Professor Ratner is a member of many professional societies including the American Chemical Society, the American Institute of Chemical Engineers, the International Society for Contact Lens Research, the American Vacuum Society, the Society For Biomaterials, the Controlled Release Society and the Materials Research Society. He was President of the Society For Biomaterials from 1991 to 1992. In 1998, he was elected Vice-President of the American Institute of Medical and Biological Engineering (AIMBE).

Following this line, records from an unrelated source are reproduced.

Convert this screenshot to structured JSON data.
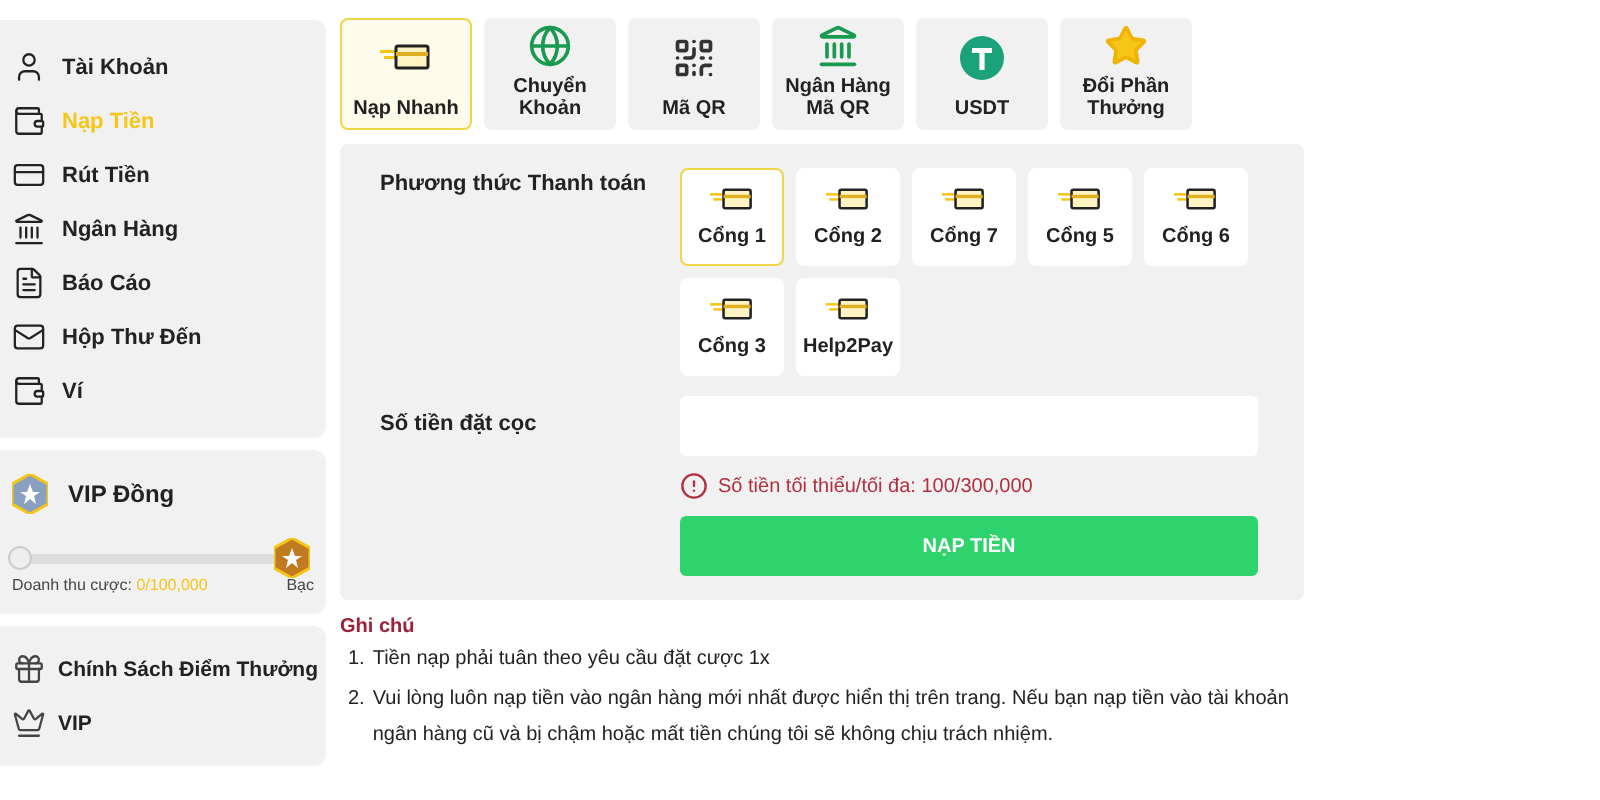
{
  "sidebar": {
    "items": [
      {
        "label": "Tài Khoản",
        "kind": "user",
        "selected": false
      },
      {
        "label": "Nạp Tiền",
        "kind": "wallet",
        "selected": true
      },
      {
        "label": "Rút Tiền",
        "kind": "atm",
        "selected": false
      },
      {
        "label": "Ngân Hàng",
        "kind": "bank",
        "selected": false
      },
      {
        "label": "Báo Cáo",
        "kind": "report",
        "selected": false
      },
      {
        "label": "Hộp Thư Đến",
        "kind": "mail",
        "selected": false
      },
      {
        "label": "Ví",
        "kind": "purse",
        "selected": false
      }
    ]
  },
  "vip": {
    "title": "VIP Đồng",
    "level": 0,
    "turnover_label": "Doanh thu cược:",
    "turnover_value": "0/100,000",
    "next_level": "Bạc"
  },
  "extra_menu": {
    "items": [
      {
        "label": "Chính Sách Điểm Thưởng",
        "kind": "gift"
      },
      {
        "label": "VIP",
        "kind": "crown"
      }
    ]
  },
  "methods": [
    {
      "label": "Nạp Nhanh",
      "kind": "card",
      "selected": true
    },
    {
      "label": "Chuyển Khoản",
      "kind": "globe",
      "selected": false
    },
    {
      "label": "Mã QR",
      "kind": "qr",
      "selected": false
    },
    {
      "label": "Ngân Hàng Mã QR",
      "kind": "bankqr",
      "selected": false
    },
    {
      "label": "USDT",
      "kind": "usdt",
      "selected": false
    },
    {
      "label": "Đổi Phần Thưởng",
      "kind": "star",
      "selected": false
    }
  ],
  "payment": {
    "label": "Phương thức Thanh toán",
    "gateways": [
      {
        "label": "Cổng 1",
        "selected": true
      },
      {
        "label": "Cổng 2",
        "selected": false
      },
      {
        "label": "Cổng 7",
        "selected": false
      },
      {
        "label": "Cổng 5",
        "selected": false
      },
      {
        "label": "Cổng 6",
        "selected": false
      },
      {
        "label": "Cổng 3",
        "selected": false
      },
      {
        "label": "Help2Pay",
        "selected": false
      }
    ]
  },
  "deposit": {
    "label": "Số tiền đặt cọc",
    "hint": "Số tiền tối thiểu/tối đa: 100/300,000",
    "button": "NẠP TIỀN"
  },
  "notes": {
    "title": "Ghi chú",
    "items": [
      {
        "number": "1.",
        "text": "Tiền nạp phải tuân theo yêu cầu đặt cược 1x"
      },
      {
        "number": "2.",
        "text": "Vui lòng luôn nạp tiền vào ngân hàng mới nhất được hiển thị trên trang. Nếu bạn nạp tiền vào tài khoản ngân hàng cũ và bị chậm hoặc mất tiền chúng tôi sẽ không chịu trách nhiệm."
      }
    ]
  }
}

He is the founding editor of the journal, Plasmas and Polymers, an Assistant Editor for the Journal of Biomedical Materials Research, the editor of Journal of Undergraduate Research in BioEngineering and serves on the editorial boards of five other journals and two book series. In 1988, he edited "Surface Characterization of Biomaterials," published by Elsevier Press. In 1996, Academic Press published "Biomaterials Science: An Introduction to Materials in Medicine." Ratner served as lead editor for that volume. In 1997, he co-edited "Surface Modification of Polymeric Biomaterials" (Plenum Press). In 1998, Ratner co-edited Scanning Probe Microscopy of Polymers, published by the American Chemical Society. Dr. Ratner is the author of well over 280 papers, 30 book chapters and many patents. In 1989, he received the Clemson Award for Contributions to the Biomaterials Literature. In April, 1991 he received the Burlington Resources Foundation Outstanding Research Award, and in 1991 received the 1st Annual Perkin-Elmer Physical Electronics Award for Excellence in Surface Science. In 1998, He received the Charles M. A. Stine Award in Materials Science from the American Institute of Chemical Engineering. He is a fellow of the American Institute of Medical and Biological Engineering, the International Academy of Medical and Biological Engineering, the American Vacuum Society, and the Society For Biomaterials.

During his career at the University of Washington, Dr. Ratner has advised 39 MS students, 25 PhD students, 9 undergraduate students, and 23 postdoctoral fellows.